Microplastics in Freshwater Systems

• Definition: Plastic particles smaller than $5\,mm$.

• Categories:     - Primary Microplastics: Purpose-manufactured beads.     - Secondary Microplastics: Fragments broken down from larger plastic items.

• Distribution and Accumulation:     - Microplastics can sink and accumulate in deep-sea or freshwater sediment.     - A conservative estimate suggests $14 \times 10^6$ tons of microplastics reside on the ocean bed.     - Environment influences distribution, though dams often act as sinks, limiting long-distance transfer.

• Microplastics as Vectors: Pollutants in the environment bind to the surface of microplastics.     - They carry metals such as $Cd$, $Hg$, $Pb$, $Cu$, and $U$.     - Color Correlation: Darker plastics tend to have higher $Pb$ levels; redder plastics tend to have higher $Cd$ levels.

• Research Challenges: Lack of standardized sampling methods or reporting units makes comparing results across different studies difficult.

South African Case Studies

• Citizen Science in Groundwater (Limpopo):     - Villages: Ga-Komape and Ga-Manamela.     - Residents were trained to capture groundwater data on smartphones and upload it to a website for government access.     - Outcome: Increased "water literacy" among villagers and tribal authorities.
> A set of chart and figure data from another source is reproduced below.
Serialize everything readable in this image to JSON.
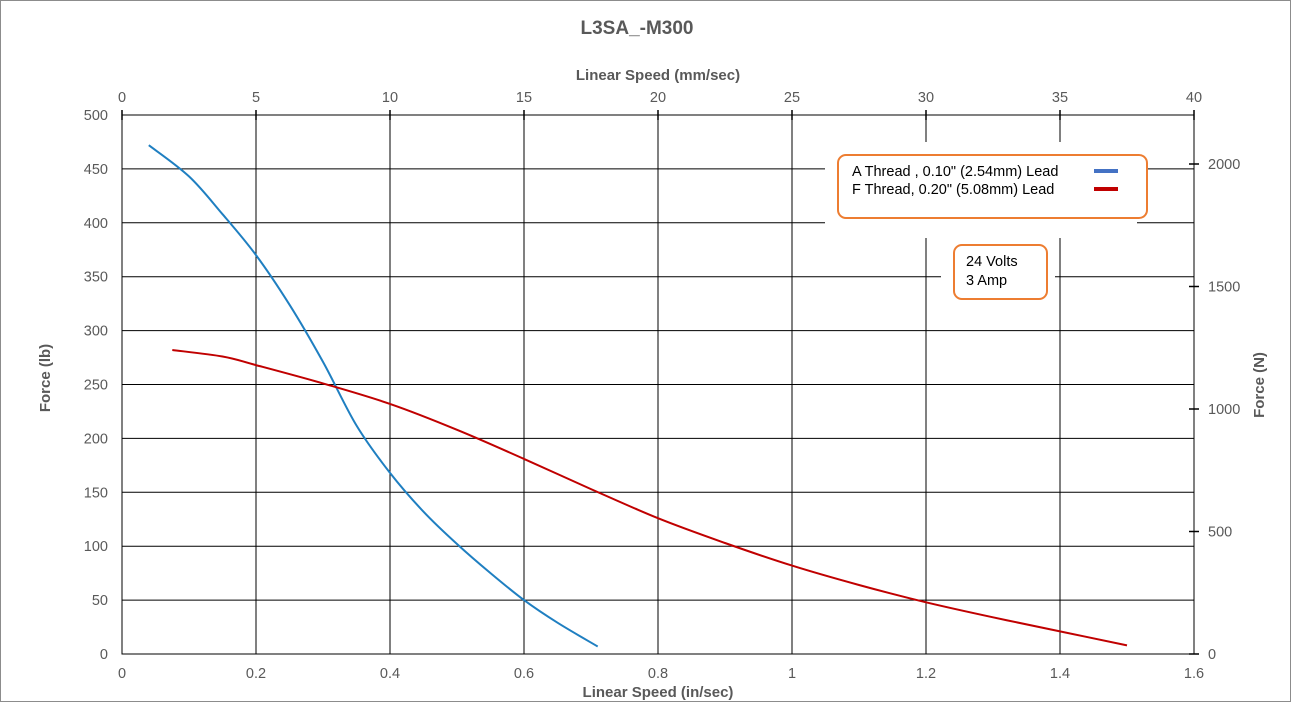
{
  "chart_data": {
    "type": "line",
    "title": "L3SA_-M300",
    "xlabel": "Linear Speed (in/sec)",
    "x2label": "Linear Speed (mm/sec)",
    "ylabel": "Force (lb)",
    "y2label": "Force (N)",
    "xlim": [
      0,
      1.6
    ],
    "x2lim": [
      0,
      40
    ],
    "ylim": [
      0,
      500
    ],
    "y2lim": [
      0,
      2200
    ],
    "x_ticks": [
      "0",
      "0.2",
      "0.4",
      "0.6",
      "0.8",
      "1",
      "1.2",
      "1.4",
      "1.6"
    ],
    "x2_ticks": [
      "0",
      "5",
      "10",
      "15",
      "20",
      "25",
      "30",
      "35",
      "40"
    ],
    "y_ticks": [
      "0",
      "50",
      "100",
      "150",
      "200",
      "250",
      "300",
      "350",
      "400",
      "450",
      "500"
    ],
    "y2_ticks": [
      "0",
      "500",
      "1000",
      "1500",
      "2000"
    ],
    "grid": true,
    "legend_position": "top-right",
    "series": [
      {
        "name": "A Thread , 0.10\" (2.54mm) Lead",
        "color": "#1f7fc1",
        "x": [
          0.04,
          0.1,
          0.15,
          0.2,
          0.25,
          0.3,
          0.35,
          0.4,
          0.45,
          0.5,
          0.55,
          0.6,
          0.65,
          0.71
        ],
        "y": [
          472,
          443,
          408,
          370,
          324,
          271,
          212,
          168,
          132,
          102,
          75,
          50,
          29,
          7
        ]
      },
      {
        "name": "F Thread, 0.20\"  (5.08mm) Lead",
        "color": "#c00000",
        "x": [
          0.075,
          0.15,
          0.2,
          0.3,
          0.4,
          0.5,
          0.6,
          0.7,
          0.8,
          0.9,
          1.0,
          1.1,
          1.2,
          1.3,
          1.4,
          1.5
        ],
        "y": [
          282,
          276,
          268,
          251,
          232,
          208,
          181,
          153,
          126,
          103,
          82,
          64,
          48,
          34,
          21,
          8
        ]
      }
    ],
    "annotations": [
      "24 Volts",
      "3 Amp"
    ]
  },
  "colors": {
    "legend_border": "#ed7d31",
    "grid": "#000000",
    "text": "#595959"
  }
}
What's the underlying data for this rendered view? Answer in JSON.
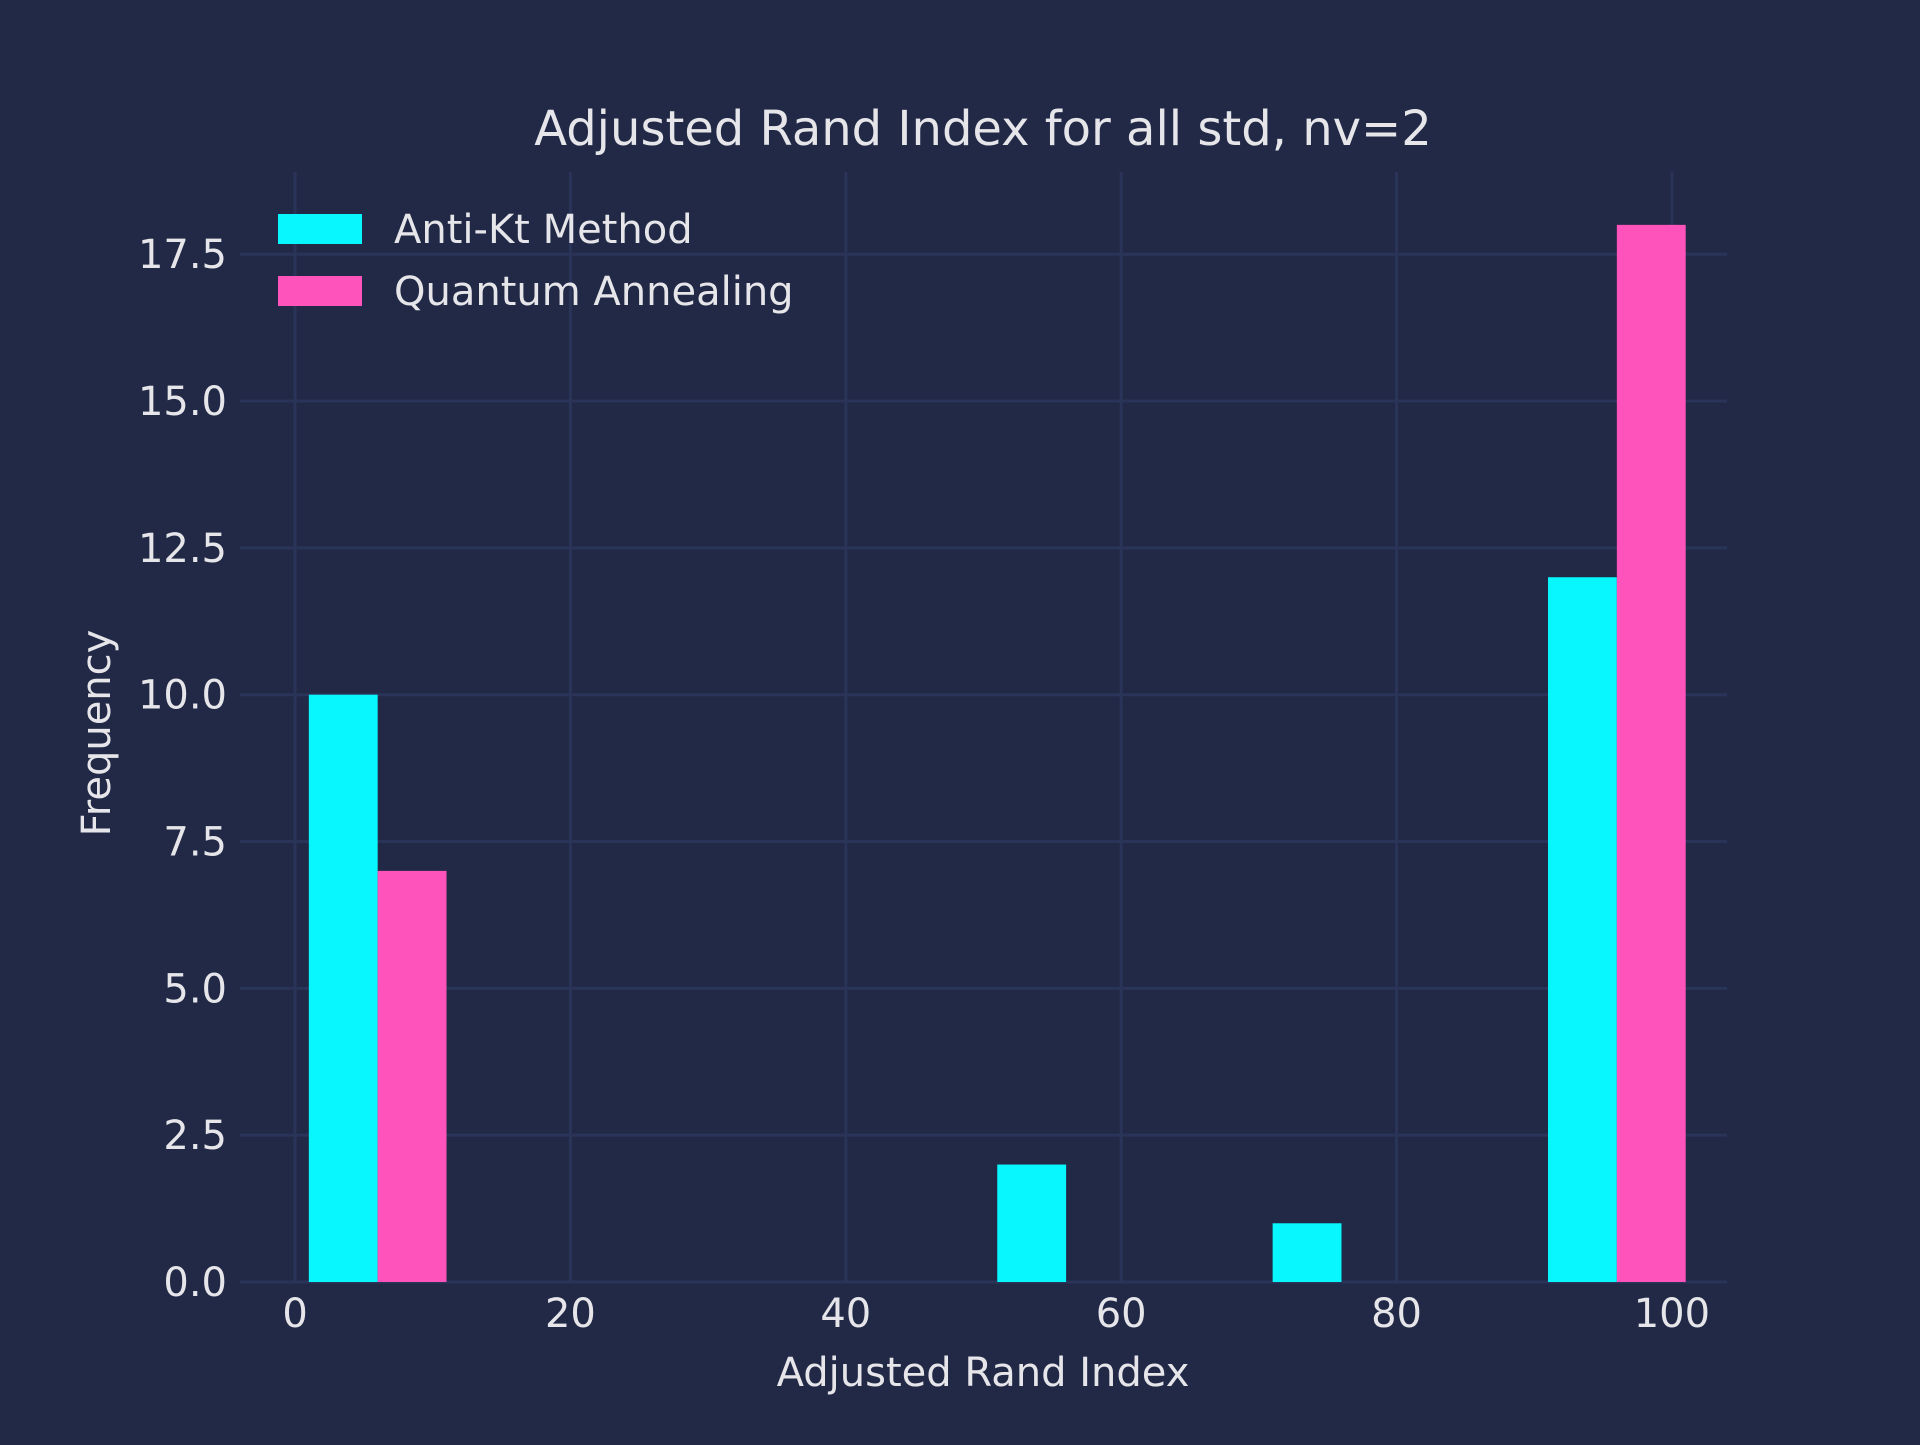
{
  "colors": {
    "background": "#212946",
    "grid": "#2a3459",
    "text": "#e6e6ea",
    "anti_kt": "#08F7FE",
    "quantum": "#FE53BB"
  },
  "chart_data": {
    "type": "bar",
    "title": "Adjusted Rand Index for all std, nv=2",
    "xlabel": "Adjusted Rand Index",
    "ylabel": "Frequency",
    "xlim": [
      -4,
      104
    ],
    "ylim": [
      0,
      18.9
    ],
    "xticks": [
      0,
      20,
      40,
      60,
      80,
      100
    ],
    "xtick_labels": [
      "0",
      "20",
      "40",
      "60",
      "80",
      "100"
    ],
    "yticks": [
      0,
      2.5,
      5,
      7.5,
      10,
      12.5,
      15,
      17.5
    ],
    "ytick_labels": [
      "0.0",
      "2.5",
      "5.0",
      "7.5",
      "10.0",
      "12.5",
      "15.0",
      "17.5"
    ],
    "grid": true,
    "legend_position": "top-left",
    "bin_edges": [
      1,
      11,
      21,
      31,
      41,
      51,
      61,
      71,
      81,
      91,
      101
    ],
    "series": [
      {
        "name": "Anti-Kt Method",
        "color": "#08F7FE",
        "values": [
          10,
          0,
          0,
          0,
          0,
          2,
          0,
          1,
          0,
          12
        ]
      },
      {
        "name": "Quantum Annealing",
        "color": "#FE53BB",
        "values": [
          7,
          0,
          0,
          0,
          0,
          0,
          0,
          0,
          0,
          18
        ]
      }
    ]
  }
}
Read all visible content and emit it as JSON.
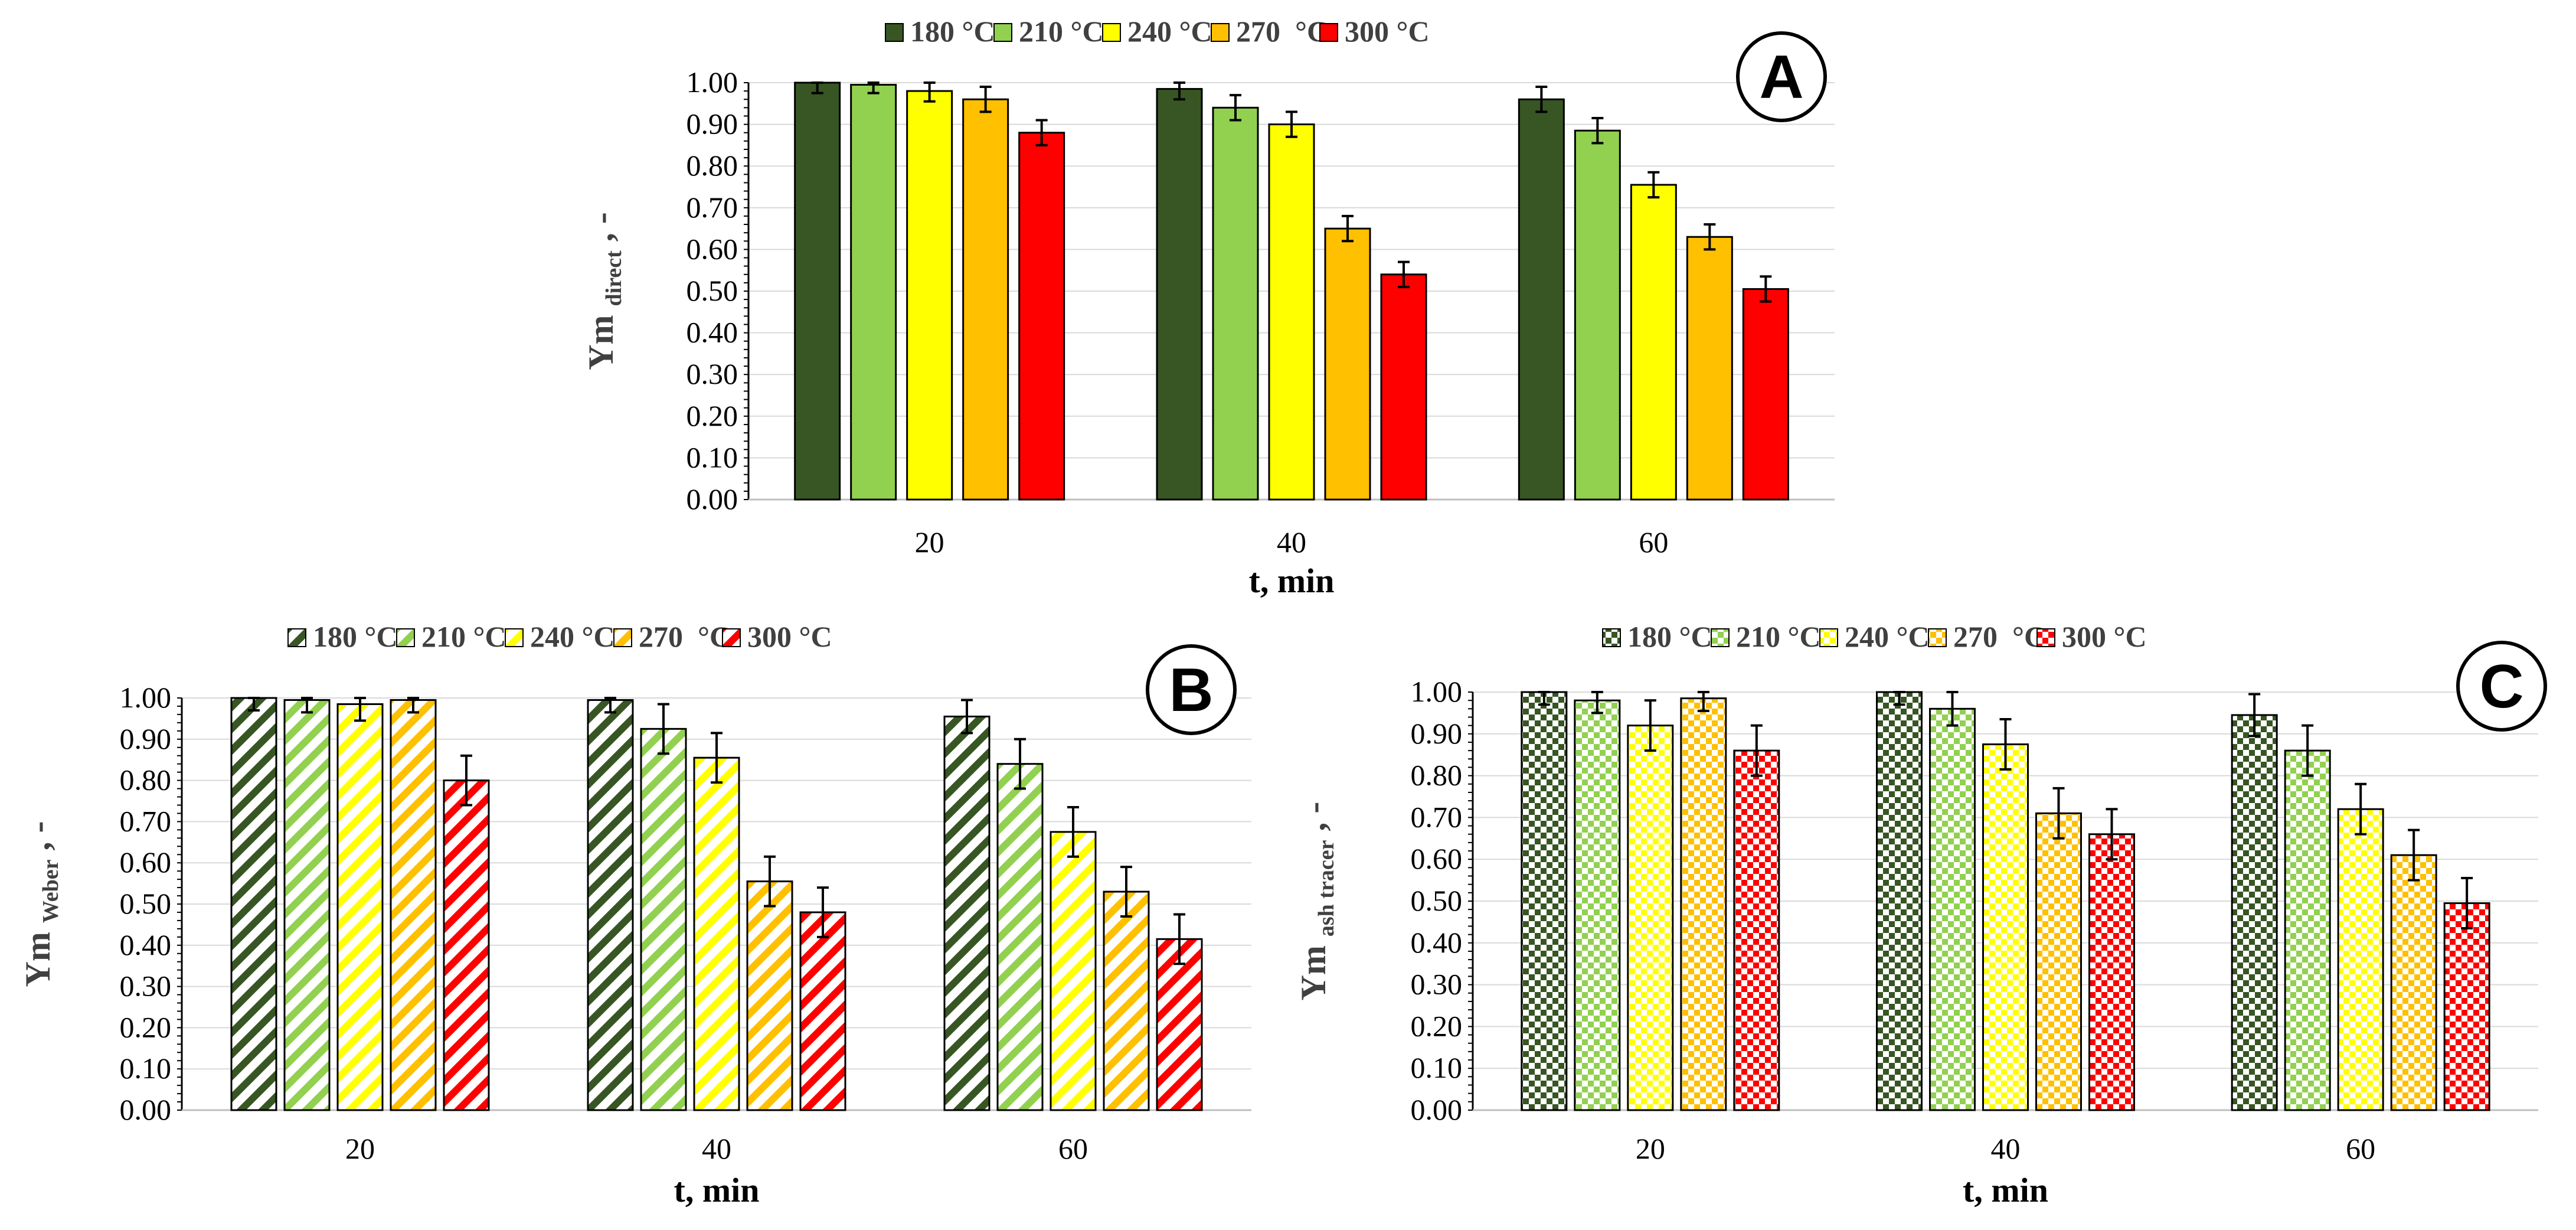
{
  "colors": {
    "180": "#375623",
    "210": "#92D050",
    "240": "#FFFF00",
    "270": "#FFC000",
    "300": "#FF0000"
  },
  "chart_data": [
    {
      "id": "A",
      "panel_label": "A",
      "type": "bar",
      "pattern": "solid",
      "title": "",
      "xlabel": "t, min",
      "ylabel_main": "Ym",
      "ylabel_sub": "direct",
      "ylabel_suffix": ", -",
      "ylim": [
        0,
        1
      ],
      "yticks": [
        "0.00",
        "0.10",
        "0.20",
        "0.30",
        "0.40",
        "0.50",
        "0.60",
        "0.70",
        "0.80",
        "0.90",
        "1.00"
      ],
      "categories": [
        "20",
        "40",
        "60"
      ],
      "legend_position": "top",
      "series": [
        {
          "name": "180 °C",
          "color_key": "180",
          "values": [
            1.0,
            0.985,
            0.96
          ],
          "errors": [
            0.025,
            0.025,
            0.03
          ]
        },
        {
          "name": "210 °C",
          "color_key": "210",
          "values": [
            0.995,
            0.94,
            0.885
          ],
          "errors": [
            0.02,
            0.03,
            0.03
          ]
        },
        {
          "name": "240 °C",
          "color_key": "240",
          "values": [
            0.98,
            0.9,
            0.755
          ],
          "errors": [
            0.025,
            0.03,
            0.03
          ]
        },
        {
          "name": "270  °C",
          "color_key": "270",
          "values": [
            0.96,
            0.65,
            0.63
          ],
          "errors": [
            0.03,
            0.03,
            0.03
          ]
        },
        {
          "name": "300 °C",
          "color_key": "300",
          "values": [
            0.88,
            0.54,
            0.505
          ],
          "errors": [
            0.03,
            0.03,
            0.03
          ]
        }
      ]
    },
    {
      "id": "B",
      "panel_label": "B",
      "type": "bar",
      "pattern": "stripes",
      "title": "",
      "xlabel": "t, min",
      "ylabel_main": "Ym",
      "ylabel_sub": "Weber",
      "ylabel_suffix": ", -",
      "ylim": [
        0,
        1
      ],
      "yticks": [
        "0.00",
        "0.10",
        "0.20",
        "0.30",
        "0.40",
        "0.50",
        "0.60",
        "0.70",
        "0.80",
        "0.90",
        "1.00"
      ],
      "categories": [
        "20",
        "40",
        "60"
      ],
      "legend_position": "top",
      "series": [
        {
          "name": "180 °C",
          "color_key": "180",
          "values": [
            1.0,
            0.995,
            0.955
          ],
          "errors": [
            0.03,
            0.03,
            0.04
          ]
        },
        {
          "name": "210 °C",
          "color_key": "210",
          "values": [
            0.995,
            0.925,
            0.84
          ],
          "errors": [
            0.03,
            0.06,
            0.06
          ]
        },
        {
          "name": "240 °C",
          "color_key": "240",
          "values": [
            0.985,
            0.855,
            0.675
          ],
          "errors": [
            0.04,
            0.06,
            0.06
          ]
        },
        {
          "name": "270  °C",
          "color_key": "270",
          "values": [
            0.995,
            0.555,
            0.53
          ],
          "errors": [
            0.03,
            0.06,
            0.06
          ]
        },
        {
          "name": "300 °C",
          "color_key": "300",
          "values": [
            0.8,
            0.48,
            0.415
          ],
          "errors": [
            0.06,
            0.06,
            0.06
          ]
        }
      ]
    },
    {
      "id": "C",
      "panel_label": "C",
      "type": "bar",
      "pattern": "checker",
      "title": "",
      "xlabel": "t, min",
      "ylabel_main": "Ym",
      "ylabel_sub": "ash tracer",
      "ylabel_suffix": ", -",
      "ylim": [
        0,
        1
      ],
      "yticks": [
        "0.00",
        "0.10",
        "0.20",
        "0.30",
        "0.40",
        "0.50",
        "0.60",
        "0.70",
        "0.80",
        "0.90",
        "1.00"
      ],
      "categories": [
        "20",
        "40",
        "60"
      ],
      "legend_position": "top",
      "series": [
        {
          "name": "180 °C",
          "color_key": "180",
          "values": [
            1.0,
            1.0,
            0.945
          ],
          "errors": [
            0.03,
            0.03,
            0.05
          ]
        },
        {
          "name": "210 °C",
          "color_key": "210",
          "values": [
            0.98,
            0.96,
            0.86
          ],
          "errors": [
            0.03,
            0.04,
            0.06
          ]
        },
        {
          "name": "240 °C",
          "color_key": "240",
          "values": [
            0.92,
            0.875,
            0.72
          ],
          "errors": [
            0.06,
            0.06,
            0.06
          ]
        },
        {
          "name": "270  °C",
          "color_key": "270",
          "values": [
            0.985,
            0.71,
            0.61
          ],
          "errors": [
            0.03,
            0.06,
            0.06
          ]
        },
        {
          "name": "300 °C",
          "color_key": "300",
          "values": [
            0.86,
            0.66,
            0.495
          ],
          "errors": [
            0.06,
            0.06,
            0.06
          ]
        }
      ]
    }
  ]
}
• Loskop Irrigation Scheme:     - Concerns over whether farmers bear the cost of poor catchment management.     - Farmers spend approximately $R73.4 \times 10^6$ per year to mitigate eutrophication and algae-related problems.

• Cyanobacteria and Food Safety:     - Common toxin-producing genera in SA: Microcytis, Anabaena, and Oscillatoria (Planktothrix).     - Toxins produced include microcystins, nodularins, saxitoxins, and cylindrospermopsin.     - Plants irrigated with infested water can take up and bioaccumulate these toxins, posing a health risk to humans upon ingestion.

• Dam Analysis (2019–2020):     - Study sites: Roodeplaat and Hartebeespoort dams.     - Algal biomass estimated using Chlorophyll-a levels, which ranged from $49.86$ to $177.54\,\mu g/L$.     - Both dams are categorized as hypertrophic (Chlorophyll-a > 56.00\,\mu g/L).